Dan Graham’s pavilions offer hall-of-mirror-like confusion about who- can-see-who-when.

As Helen Nissenbaum argues at length in her book Privacy in Context, our reliance on a hard distinction between public and private has often hindered progress in these debates and discussions. Private and public, for Nissenbaum, aren’t only fuzzy categories. They also reinforce certain approaches to individual and society, intimacy and morality, that do not hold for all people in all social contexts. We need, she argues, a better understanding of how people need information to flow between spheres of influence and action.

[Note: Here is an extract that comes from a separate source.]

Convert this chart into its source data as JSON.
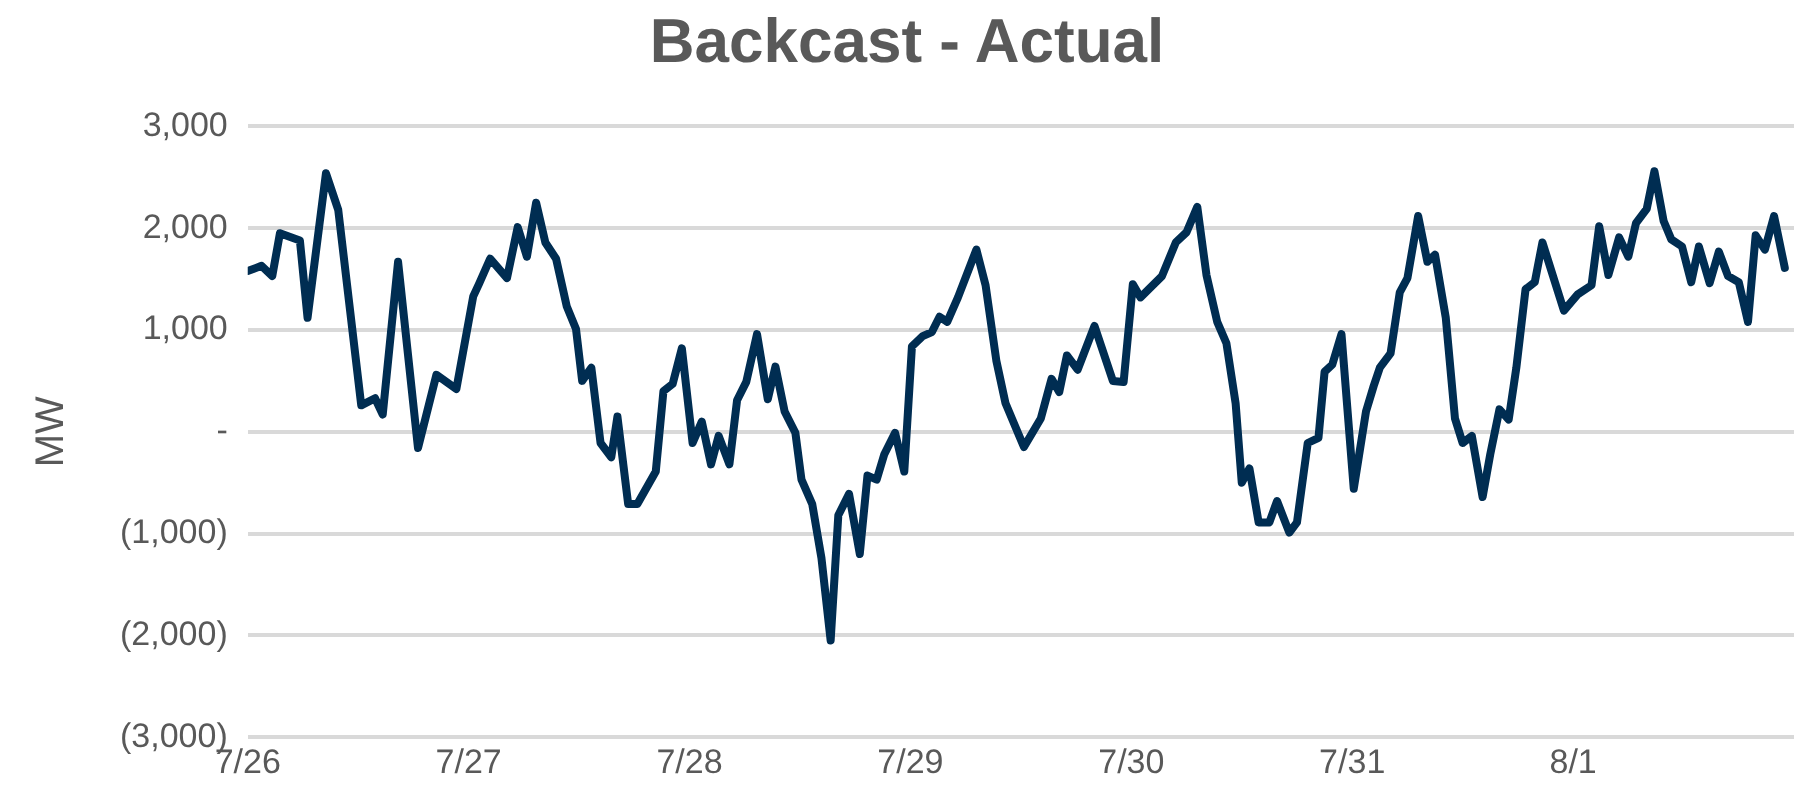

How can we implement such a broader understanding of “contextual integrity” in information sharing? We may need new metaphors – space and vision sometimes don’t seem adequate to the task – and we certainly need robust implementation in our infrastructures. For example, many have pointed to the need for more built-in provenance information in our data-selves – databases should contain, they argue, not only containers for information, but containers for memory about who accessed the information, when and where.

The new metaphors may come from many places – perhaps even from within the history of art and architecture, where the social and political relationships of seen to unseen have occupied people for centuries. More on that to come.